LPG/MA Party-list Rep. Arnel Ty Thursday welcomed the huge funding, to be used for the deployment of 200 physicians, 12,000 nurses, and 1,000 midwives in underserved communities.
“The program will provide short-term work to our unemployed nurses and midwives, while they obtain extra training that will make their skills more marketable and enhance their future employability here or abroad,” he said.
Under the expanded “Doctors to Barrio” program, the nurses would help vaccinate 2.6-million children against tuberculosis (TB), diphtheria, pertussis, tetanus, polio, measles, and rotavirus.
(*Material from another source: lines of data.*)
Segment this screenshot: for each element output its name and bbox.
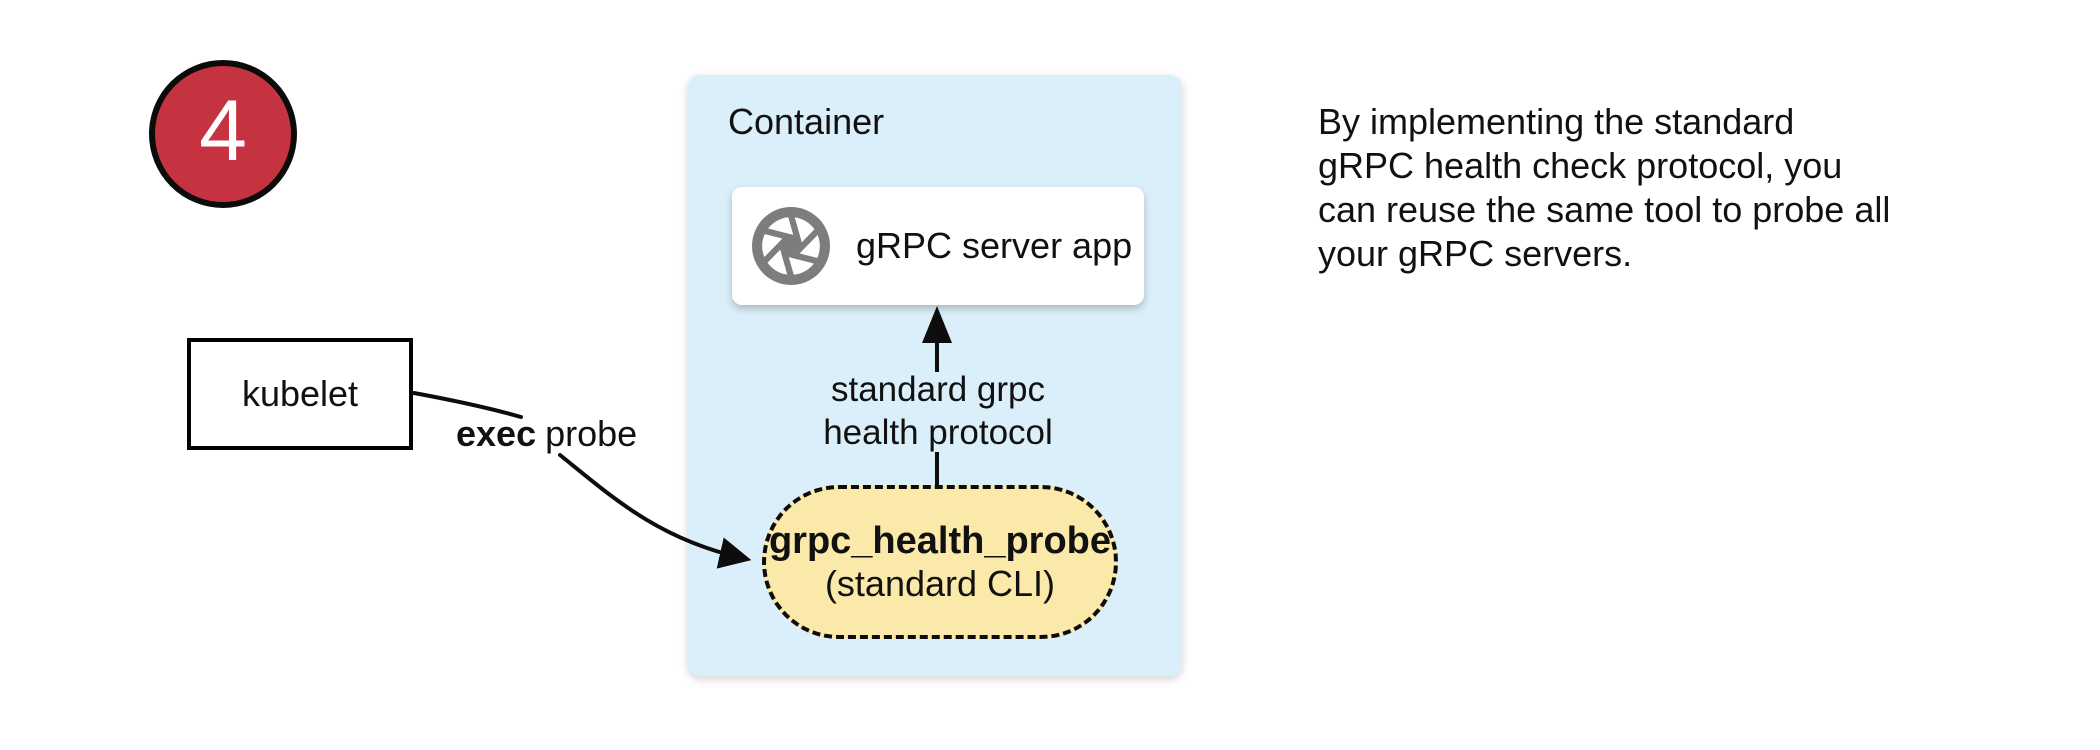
exec-probe-label-bold: exec bbox=[456, 413, 537, 454]
exec-probe-label-rest: probe bbox=[545, 413, 638, 454]
container-box: Container gRPC server app standard grpc … bbox=[688, 75, 1182, 676]
aperture-icon bbox=[752, 207, 830, 285]
protocol-label-line2: health protocol bbox=[823, 413, 1053, 452]
probe-pill-subtitle: (standard CLI) bbox=[824, 563, 1056, 604]
note-text: By implementing the standard gRPC health… bbox=[1318, 100, 1938, 276]
note-line-4: your gRPC servers. bbox=[1318, 233, 1633, 274]
container-title: Container bbox=[728, 101, 885, 142]
note-line-1: By implementing the standard bbox=[1318, 101, 1795, 142]
step-badge: 4 bbox=[149, 60, 297, 208]
kubelet-box: kubelet bbox=[187, 338, 413, 450]
grpc-health-probe-pill: grpc_health_probe (standard CLI) bbox=[762, 485, 1118, 639]
kubelet-label: kubelet bbox=[241, 373, 359, 414]
grpc-server-label: gRPC server app bbox=[856, 225, 1133, 266]
note-line-3: can reuse the same tool to probe all bbox=[1318, 189, 1891, 230]
step-number: 4 bbox=[199, 83, 247, 179]
protocol-arrow-label: standard grpc health protocol bbox=[755, 368, 1121, 454]
protocol-label-line1: standard grpc bbox=[830, 370, 1046, 409]
probe-pill-name: grpc_health_probe bbox=[768, 520, 1112, 562]
grpc-server-box: gRPC server app bbox=[732, 187, 1144, 305]
note-line-2: gRPC health check protocol, you bbox=[1318, 145, 1843, 186]
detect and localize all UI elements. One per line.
They are also expected to help inoculate 1.2-million senior citizens against flu and pneumonia, and assist in carrying out the TB control program via the Directly Observed Treatment Short Course (DOTS) Strategy, Ty said.
He said the expanded health program would at least lessen the number of maternal deaths, noting that 162 Filipino mothers die out of every 10,000 births, and that 14 percent of all deaths among women may be attributed to pregnancy or to childbirth-related causes.
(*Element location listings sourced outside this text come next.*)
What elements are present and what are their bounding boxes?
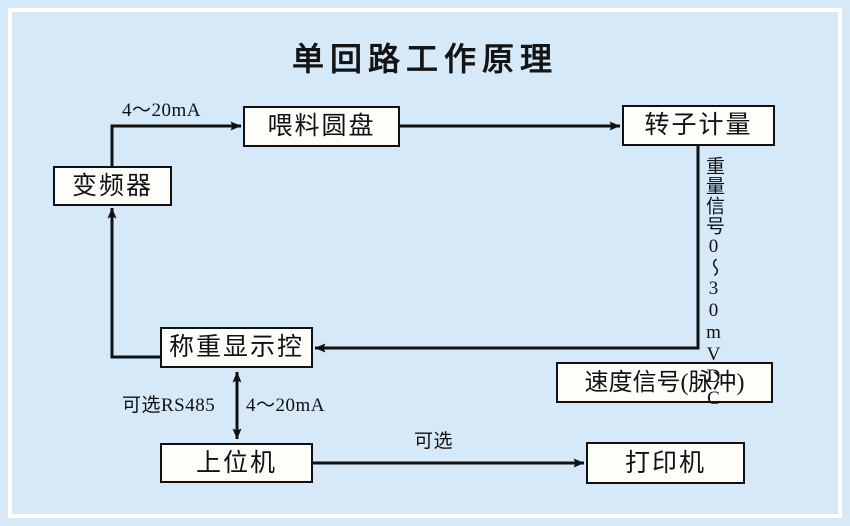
node-inverter[interactable]: 变频器: [53, 166, 172, 206]
edge-rotor-to-controller: [314, 146, 700, 353]
edge-label-weight-signal: 重量信号0～30mVDC: [703, 156, 724, 410]
edge-label-optional-printer: 可选: [414, 431, 454, 452]
node-speed-signal-label: 速度信号(脉冲): [584, 369, 745, 396]
page-title: 单回路工作原理: [291, 40, 558, 78]
node-printer-label: 打印机: [624, 449, 706, 477]
node-speed-signal[interactable]: 速度信号(脉冲): [556, 362, 773, 403]
node-rotor-metering[interactable]: 转子计量: [622, 105, 775, 146]
edge-label-current-loop: 4～20mA: [246, 395, 326, 416]
node-rotor-metering-label: 转子计量: [644, 112, 753, 139]
node-weighing-controller-label: 称重显示控: [168, 334, 304, 361]
node-printer[interactable]: 打印机: [586, 442, 745, 484]
edge-label-optional-rs485: 可选RS485: [122, 395, 216, 416]
node-feed-disc[interactable]: 喂料圆盘: [243, 106, 400, 147]
node-feed-disc-label: 喂料圆盘: [267, 113, 376, 140]
edge-controller-to-inverter: [107, 207, 160, 359]
edge-inverter-to-feed-disc: [110, 121, 242, 166]
node-weighing-controller[interactable]: 称重显示控: [160, 327, 313, 368]
edge-label-inverter-to-feed-disc: 4～20mA: [122, 100, 202, 121]
node-inverter-label: 变频器: [71, 172, 153, 200]
node-host-computer-label: 上位机: [195, 449, 277, 477]
node-host-computer[interactable]: 上位机: [160, 443, 313, 483]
“In the rural areas and even in city slums, many indigent mothers still give birth at home without the benefit of trained attendants. This is why we are still losing so many mothers to childbirth-related complications,” the party-list lawmaker said.
Ty had earlier sought the establishment of a special employment plan for jobless nurses, numbering about 290,000 as disclosed by the Professional Regulation Commission (PRC).
Under the proposed “Special Program for the Employment of Nurses in Urban and Rural Services” (NURSE), seeking to benefit at least 10,000 practitioners every year, nurses would each serve a six-month tour of duty, and get a monthly stipend not lower than the amount commensurate to the higher starting pay for public nurses mandated by the 2002 law.